On Friday, throughout Day 12 of its “12 days of OpenAI,” OpenAI CEO Sam Altman introduced its newest AI “reasoning” fashions, o3 and o3-mini, which construct upon the o1 fashions launched earlier this yr. The corporate is just not releasing them but however will make these fashions accessible for public security testing and analysis entry immediately.
The fashions use what OpenAI calls “non-public chain of thought,” the place the mannequin pauses to look at its inside dialog and plan forward earlier than responding, which you may name “simulated reasoning” (SR)—a type of AI that goes past primary massive language fashions (LLMs).
The corporate named the mannequin household “o3” as an alternative of “o2” to keep away from potential trademark conflicts with British telecom supplier O2, in response to The Data. Throughout Friday’s livestream, Altman acknowledged his firm’s naming foibles, saying, “Within the grand custom of OpenAI being actually, really dangerous at names, it will be referred to as o3.”

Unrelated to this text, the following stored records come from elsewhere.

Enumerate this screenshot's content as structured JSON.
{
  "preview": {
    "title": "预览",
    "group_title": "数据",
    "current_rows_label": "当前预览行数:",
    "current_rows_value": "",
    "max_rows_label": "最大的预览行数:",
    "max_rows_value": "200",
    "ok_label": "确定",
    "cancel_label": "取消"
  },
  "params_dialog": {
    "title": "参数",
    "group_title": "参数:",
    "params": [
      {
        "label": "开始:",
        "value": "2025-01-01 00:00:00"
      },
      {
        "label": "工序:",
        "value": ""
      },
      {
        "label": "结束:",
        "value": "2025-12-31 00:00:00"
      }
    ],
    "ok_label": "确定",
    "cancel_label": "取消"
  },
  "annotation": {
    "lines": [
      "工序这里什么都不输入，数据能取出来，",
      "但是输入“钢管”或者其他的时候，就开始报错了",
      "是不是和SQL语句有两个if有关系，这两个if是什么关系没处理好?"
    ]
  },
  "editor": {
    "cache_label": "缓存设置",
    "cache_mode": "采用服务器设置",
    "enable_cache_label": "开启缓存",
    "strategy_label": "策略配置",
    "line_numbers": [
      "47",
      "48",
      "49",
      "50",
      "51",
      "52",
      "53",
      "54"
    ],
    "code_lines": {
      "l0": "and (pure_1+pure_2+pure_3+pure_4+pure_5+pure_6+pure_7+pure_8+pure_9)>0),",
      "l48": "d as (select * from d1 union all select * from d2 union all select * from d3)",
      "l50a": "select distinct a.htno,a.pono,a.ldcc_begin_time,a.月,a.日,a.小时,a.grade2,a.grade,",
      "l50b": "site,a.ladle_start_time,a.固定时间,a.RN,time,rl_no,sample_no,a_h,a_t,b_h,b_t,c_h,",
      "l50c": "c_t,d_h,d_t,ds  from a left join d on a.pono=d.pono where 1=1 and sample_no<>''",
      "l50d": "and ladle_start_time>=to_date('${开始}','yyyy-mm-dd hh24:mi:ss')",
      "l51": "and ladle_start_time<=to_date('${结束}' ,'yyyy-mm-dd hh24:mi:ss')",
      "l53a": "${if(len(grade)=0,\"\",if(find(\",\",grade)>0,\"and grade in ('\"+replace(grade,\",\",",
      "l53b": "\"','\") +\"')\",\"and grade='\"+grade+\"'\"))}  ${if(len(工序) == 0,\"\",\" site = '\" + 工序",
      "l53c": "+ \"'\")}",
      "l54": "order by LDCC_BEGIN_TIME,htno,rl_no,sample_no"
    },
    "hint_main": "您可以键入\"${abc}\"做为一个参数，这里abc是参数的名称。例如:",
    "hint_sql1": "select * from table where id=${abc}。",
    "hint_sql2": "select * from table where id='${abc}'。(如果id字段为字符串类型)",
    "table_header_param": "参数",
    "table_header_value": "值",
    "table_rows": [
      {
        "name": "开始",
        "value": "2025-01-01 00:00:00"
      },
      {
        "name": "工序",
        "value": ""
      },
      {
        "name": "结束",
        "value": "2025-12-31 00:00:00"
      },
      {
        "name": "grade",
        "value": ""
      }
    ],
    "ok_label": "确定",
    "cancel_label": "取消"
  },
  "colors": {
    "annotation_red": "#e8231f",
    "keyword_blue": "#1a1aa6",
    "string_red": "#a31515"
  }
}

In line with OpenAI, the o3 mannequin earned a record-breaking rating on the ARC-AGI benchmark, a visible reasoning benchmark that has gone unbeaten since its creation in 2019. In low-compute situations, o3 scored 75.7 p.c, whereas in high-compute testing, it reached 87.5 p.c—akin to human efficiency at an 85 p.c threshold.
OpenAI additionally reported that o3 scored 96.7 p.c on the 2024 American Invitational Arithmetic Examination, lacking only one query. The mannequin additionally reached 87.7 p.c on GPQA Diamond, which incorporates graduate-level biology, physics, and chemistry questions. On the Frontier Math benchmark by EpochAI, o3 solved 25.2 p.c of issues, whereas no different mannequin has exceeded 2 p.c.